Calmuad entered the Great Hall in Larach Duhnan with something of a spring in his step, not out of any particular good feeling, purely to avoid the refuse and crap strewn across the capital’s streets.
The Great Hall itself was a grand affair, but only if you considered straw, rotting wood and dung grand.
Still, the stench and the smoke was familiar and comforting to Calmuad, and in these dark times of peril and war solace could be found in even a ****hole such as this.
Calmuad made his way through the Great Hall towards the throne at the end, though the smoke from the spits not only obscured his vision but began to make his eyes water. The going was slow, as the various drunk warriors and dogs lying about, some of which had probably died years ago of natural causes (judging by the smell) were often dangerous when stood on.
Eventually he reached the throne, upon which slumped mighty Enion 74th, High King of Dunland.
Enion was a majestic figure, in Dunnish eyes anyway, as he embodied all they thought noble and great, which meant he was fat, hairy, never washed and was covered in gaudy bronze rings and torcs.
The mighty King slurped from his flagon, belched and nodded at the prostrate emissary before him.
“Wha…who…wha you want?” He said.
“Mighty Lord, August Chief of Chiefs, I bring word of the war” Calmuad spoke, standing up and wiping his hands on his robe, not daring to look at what he had put his hands in.
“War!

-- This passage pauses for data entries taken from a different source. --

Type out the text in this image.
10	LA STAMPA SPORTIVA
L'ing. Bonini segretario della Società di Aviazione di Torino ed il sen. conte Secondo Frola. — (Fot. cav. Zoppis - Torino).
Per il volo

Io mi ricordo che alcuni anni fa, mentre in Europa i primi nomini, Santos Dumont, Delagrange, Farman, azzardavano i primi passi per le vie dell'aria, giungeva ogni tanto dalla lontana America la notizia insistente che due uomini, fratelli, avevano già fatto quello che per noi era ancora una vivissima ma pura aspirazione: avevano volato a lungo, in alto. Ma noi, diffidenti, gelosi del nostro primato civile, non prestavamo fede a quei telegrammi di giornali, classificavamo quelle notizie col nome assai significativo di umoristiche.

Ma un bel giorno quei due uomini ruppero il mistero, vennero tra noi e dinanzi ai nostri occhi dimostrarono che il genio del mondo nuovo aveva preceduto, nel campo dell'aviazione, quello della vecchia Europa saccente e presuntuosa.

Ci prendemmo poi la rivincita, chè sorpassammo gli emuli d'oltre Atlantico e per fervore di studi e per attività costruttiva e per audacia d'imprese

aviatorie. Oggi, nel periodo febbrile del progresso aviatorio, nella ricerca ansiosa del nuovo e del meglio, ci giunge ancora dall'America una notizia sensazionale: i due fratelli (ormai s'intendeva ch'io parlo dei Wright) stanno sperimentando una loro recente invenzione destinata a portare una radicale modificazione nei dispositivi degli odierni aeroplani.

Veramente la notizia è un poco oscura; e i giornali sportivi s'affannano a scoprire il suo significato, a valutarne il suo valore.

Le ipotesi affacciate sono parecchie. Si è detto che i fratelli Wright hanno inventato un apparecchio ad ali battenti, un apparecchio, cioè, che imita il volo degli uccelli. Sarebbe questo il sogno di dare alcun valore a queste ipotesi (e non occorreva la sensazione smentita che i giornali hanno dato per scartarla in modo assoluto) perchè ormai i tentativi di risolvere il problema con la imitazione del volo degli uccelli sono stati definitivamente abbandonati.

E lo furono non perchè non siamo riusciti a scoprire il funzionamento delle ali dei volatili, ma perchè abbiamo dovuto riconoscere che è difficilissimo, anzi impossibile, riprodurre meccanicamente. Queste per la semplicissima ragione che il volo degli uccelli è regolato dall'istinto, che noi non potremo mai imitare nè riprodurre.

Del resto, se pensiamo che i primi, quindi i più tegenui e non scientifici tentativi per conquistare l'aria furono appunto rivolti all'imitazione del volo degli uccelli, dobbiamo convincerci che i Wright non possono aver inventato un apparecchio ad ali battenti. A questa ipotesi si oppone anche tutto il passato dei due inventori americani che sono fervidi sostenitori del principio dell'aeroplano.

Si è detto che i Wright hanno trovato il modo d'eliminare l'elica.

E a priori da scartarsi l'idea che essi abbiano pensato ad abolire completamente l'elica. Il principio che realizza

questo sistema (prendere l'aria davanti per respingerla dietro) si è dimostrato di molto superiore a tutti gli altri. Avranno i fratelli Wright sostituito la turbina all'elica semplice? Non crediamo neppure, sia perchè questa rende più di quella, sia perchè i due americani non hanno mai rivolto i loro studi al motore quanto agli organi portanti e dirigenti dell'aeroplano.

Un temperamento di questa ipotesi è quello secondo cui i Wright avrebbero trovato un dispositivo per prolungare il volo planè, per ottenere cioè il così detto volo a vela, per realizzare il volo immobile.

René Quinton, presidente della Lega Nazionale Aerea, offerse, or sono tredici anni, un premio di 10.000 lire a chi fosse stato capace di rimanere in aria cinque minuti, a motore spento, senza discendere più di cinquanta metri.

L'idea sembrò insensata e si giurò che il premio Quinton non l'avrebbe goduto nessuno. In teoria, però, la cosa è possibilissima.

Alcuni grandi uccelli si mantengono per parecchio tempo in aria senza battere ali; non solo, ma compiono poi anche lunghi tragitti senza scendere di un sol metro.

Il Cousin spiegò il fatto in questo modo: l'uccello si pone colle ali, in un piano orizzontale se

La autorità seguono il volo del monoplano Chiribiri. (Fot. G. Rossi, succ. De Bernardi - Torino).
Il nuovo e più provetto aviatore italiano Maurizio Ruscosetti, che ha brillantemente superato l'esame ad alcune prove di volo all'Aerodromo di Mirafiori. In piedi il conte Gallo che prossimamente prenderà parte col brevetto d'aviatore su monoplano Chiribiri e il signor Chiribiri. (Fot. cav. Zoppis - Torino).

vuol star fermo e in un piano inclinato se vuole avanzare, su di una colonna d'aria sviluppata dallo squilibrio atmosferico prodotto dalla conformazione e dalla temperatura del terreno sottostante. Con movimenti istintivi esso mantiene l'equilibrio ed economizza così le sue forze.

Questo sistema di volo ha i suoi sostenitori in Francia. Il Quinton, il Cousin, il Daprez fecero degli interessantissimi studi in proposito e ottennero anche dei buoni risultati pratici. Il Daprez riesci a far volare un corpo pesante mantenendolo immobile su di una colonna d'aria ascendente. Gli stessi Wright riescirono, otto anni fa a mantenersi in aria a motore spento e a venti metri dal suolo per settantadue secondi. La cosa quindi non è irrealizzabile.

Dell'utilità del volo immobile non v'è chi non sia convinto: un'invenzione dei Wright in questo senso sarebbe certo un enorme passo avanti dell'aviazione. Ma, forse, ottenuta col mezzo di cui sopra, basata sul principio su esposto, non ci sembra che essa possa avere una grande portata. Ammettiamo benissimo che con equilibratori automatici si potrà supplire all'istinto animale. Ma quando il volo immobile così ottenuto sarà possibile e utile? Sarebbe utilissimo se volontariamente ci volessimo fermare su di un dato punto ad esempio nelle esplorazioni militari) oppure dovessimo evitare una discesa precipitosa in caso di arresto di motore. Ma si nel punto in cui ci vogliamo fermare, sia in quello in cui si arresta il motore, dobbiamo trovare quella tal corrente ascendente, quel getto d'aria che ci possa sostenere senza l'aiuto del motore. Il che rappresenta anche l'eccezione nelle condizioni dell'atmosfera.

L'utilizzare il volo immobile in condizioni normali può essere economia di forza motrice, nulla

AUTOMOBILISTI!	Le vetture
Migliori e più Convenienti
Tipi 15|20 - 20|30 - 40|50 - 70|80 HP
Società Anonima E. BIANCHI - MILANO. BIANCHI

War! Fuggin’ great, c’mon lads, lets go lootin’”, the King said, struggling to rise from his throne, his tankard raised in the air.
“Yes Great One, the war, as discussed we have reached an agreement with the Free Peoples of Middle Earth in their Righteous Struggle against the foul hordes of Sauron and the perfidious barbarians of Rhun”

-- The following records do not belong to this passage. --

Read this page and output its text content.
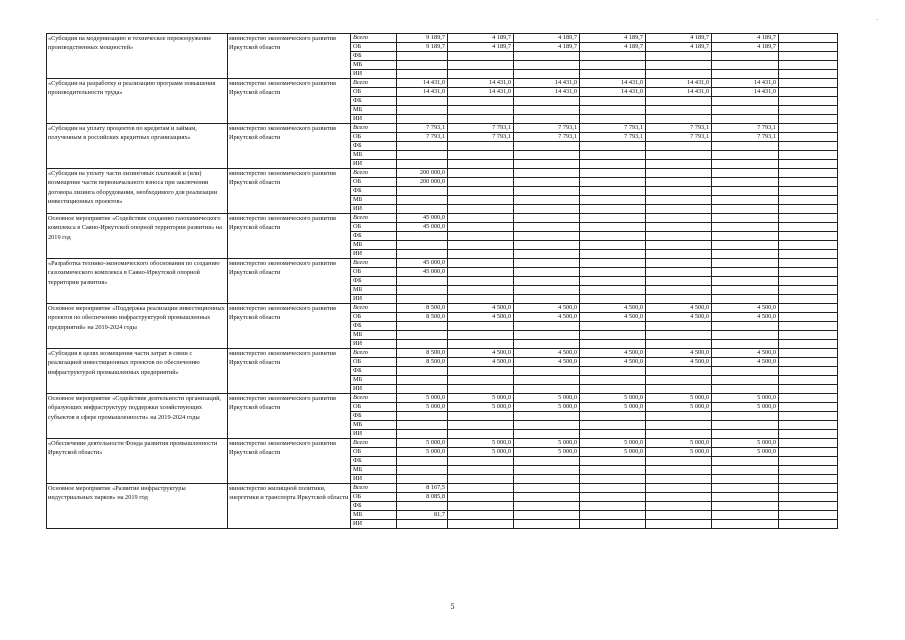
«Субсидия на модернизацию и техническое перевооружение производственных мощностей»	министерство экономического развития Иркутской области	Всего	9 189,7	4 189,7	4 189,7	4 189,7	4 189,7	4 189,7	
		ОБ	9 189,7	4 189,7	4 189,7	4 189,7	4 189,7	4 189,7	
		ФБ							
		МБ							
		ИИ							
«Субсидии на разработку и реализацию программ повышения производительности труда»	министерство экономического развития Иркутской области	Всего	14 431,0	14 431,0	14 431,0	14 431,0	14 431,0	14 431,0	
		ОБ	14 431,0	14 431,0	14 431,0	14 431,0	14 431,0	14 431,0	
		ФБ							
		МБ							
		ИИ							
«Субсидии на уплату процентов по кредитам и займам, полученным в российских кредитных организациях»	министерство экономического развития Иркутской области	Всего	7 793,1	7 793,1	7 793,1	7 793,1	7 793,1	7 793,1	
		ОБ	7 793,1	7 793,1	7 793,1	7 793,1	7 793,1	7 793,1	
		ФБ							
		МБ							
		ИИ							
«Субсидия на уплату части лизинговых платежей и (или) возмещение части первоначального взноса при заключении договора лизинга оборудования, необходимого для реализации инвестиционных проектов»	министерство экономического развития Иркутской области	Всего	200 000,0						
		ОБ	200 000,0						
		ФБ							
		МБ							
		ИИ							
Основное мероприятие «Содействие созданию газохимического комплекса в Саяно-Иркутской опорной территории развития» на 2019 год	министерство экономического развития Иркутской области	Всего	45 000,0						
		ОБ	45 000,0						
		ФБ							
		МБ							
		ИИ							
«Разработка технико-экономического обоснования по созданию газохимического комплекса в Саяно-Иркутской опорной территории развития»	министерство экономического развития Иркутской области	Всего	45 000,0						
		ОБ	45 000,0						
		ФБ							
		МБ							
		ИИ							
Основное мероприятие «Поддержка реализации инвестиционных проектов по обеспечению инфраструктурой промышленных предприятий» на 2019-2024 годы	министерство экономического развития Иркутской области	Всего	8 500,0	4 500,0	4 500,0	4 500,0	4 500,0	4 500,0	
		ОБ	8 500,0	4 500,0	4 500,0	4 500,0	4 500,0	4 500,0	
		ФБ							
		МБ							
		ИИ							
«Субсидия в целях возмещения части затрат в связи с реализацией инвестиционных проектов по обеспечению инфраструктурой промышленных предприятий»	министерство экономического развития Иркутской области	Всего	8 500,0	4 500,0	4 500,0	4 500,0	4 500,0	4 500,0	
		ОБ	8 500,0	4 500,0	4 500,0	4 500,0	4 500,0	4 500,0	
		ФБ							
		МБ							
		ИИ							
Основное мероприятие «Содействие деятельности организаций, образующих инфраструктуру поддержки хозяйствующих субъектов в сфере промышленности» на 2019-2024 годы	министерство экономического развития Иркутской области	Всего	5 000,0	5 000,0	5 000,0	5 000,0	5 000,0	5 000,0	
		ОБ	5 000,0	5 000,0	5 000,0	5 000,0	5 000,0	5 000,0	
		ФБ							
		МБ							
		ИИ							
«Обеспечение деятельности Фонда развития промышленности Иркутской области»	министерство экономического развития Иркутской области	Всего	5 000,0	5 000,0	5 000,0	5 000,0	5 000,0	5 000,0	
		ОБ	5 000,0	5 000,0	5 000,0	5 000,0	5 000,0	5 000,0	
		ФБ							
		МБ							
		ИИ							
Основное мероприятие «Развитие инфраструктуры индустриальных парков» на 2019 год	министерство жилищной политики, энергетики и транспорта Иркутской области	Всего	8 167,5						
		ОБ	8 085,8						
		ФБ							
		МБ	81,7						
		ИИ							
5
·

“Dats just fuggin great, lets get going” slurred the King, again struggling to rise from his throne. “Bout time we showed them fuggin horseboys in Rohan and dem snooty elves a lesson, lets kill ‘em all, and them stunty dwarves as well, fuggin hate them, singin’ bout gold all the time, kill 'em all, c’mon lads!”

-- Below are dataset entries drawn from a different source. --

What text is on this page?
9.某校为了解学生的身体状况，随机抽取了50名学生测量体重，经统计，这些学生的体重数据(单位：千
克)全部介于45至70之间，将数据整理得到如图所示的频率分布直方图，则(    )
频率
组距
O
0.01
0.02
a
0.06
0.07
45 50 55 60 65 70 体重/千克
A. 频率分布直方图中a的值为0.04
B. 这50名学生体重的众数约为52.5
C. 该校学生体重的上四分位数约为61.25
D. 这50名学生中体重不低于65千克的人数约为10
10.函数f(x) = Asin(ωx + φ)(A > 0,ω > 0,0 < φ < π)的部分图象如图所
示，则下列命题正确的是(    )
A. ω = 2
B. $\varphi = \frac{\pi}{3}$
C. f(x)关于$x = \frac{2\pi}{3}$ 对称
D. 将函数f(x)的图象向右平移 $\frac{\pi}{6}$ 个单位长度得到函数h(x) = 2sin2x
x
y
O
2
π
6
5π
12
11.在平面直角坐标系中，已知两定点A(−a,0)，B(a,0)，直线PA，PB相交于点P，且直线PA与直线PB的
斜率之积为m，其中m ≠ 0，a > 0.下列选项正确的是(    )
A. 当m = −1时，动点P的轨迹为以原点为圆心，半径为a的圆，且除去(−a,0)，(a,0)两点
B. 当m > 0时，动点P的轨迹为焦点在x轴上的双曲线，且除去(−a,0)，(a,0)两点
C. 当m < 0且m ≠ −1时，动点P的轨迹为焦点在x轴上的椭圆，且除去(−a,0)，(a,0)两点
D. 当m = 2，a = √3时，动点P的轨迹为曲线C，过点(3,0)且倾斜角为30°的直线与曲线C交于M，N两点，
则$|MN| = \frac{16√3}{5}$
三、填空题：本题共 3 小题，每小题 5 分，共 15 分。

“Uh, not quite Glorious Leader,” Calmuad said, “If you remember the meeting we had, the one with all the pretty pictures, its actually the men of Rohan and their allies that we are joining.”
“Wha?” said the King, “dem bunch of nancies? Don’ remember dat”.
“The big meeting we had last week Majesty, with all the maps and treaties?”
Enion shook his head, no.
“With all the diplomats, and that nice man from Rohan you tried to stab?”
Enion shook his head, no.
“The elves gave you those nice robes and a manicure set?”
Enion shook his head, no.
“The troupe of dwarven mimes? The ones you had your dogs chase out of the hall?”
Enion shook his head, no.
“You had your green kilt on Majesty”
“Fuggin right, dats the one, got ya” Enion said, his sluggish mind finally remembering.
“Thats it your Majesty, well done! Anyway, I’m here to inform you that we are sending envoys out to formally inform other nations of our decision, we don’t expect the ones sent to Angmar and Mordor to come back in one piece obviously”
“Right, right, yeah, so lets get goin then, muster the lads and lets get to burning. Fuggin Rohan won’t know what hit 'em…”
Calmuad sighed, it was going to be a long, long day.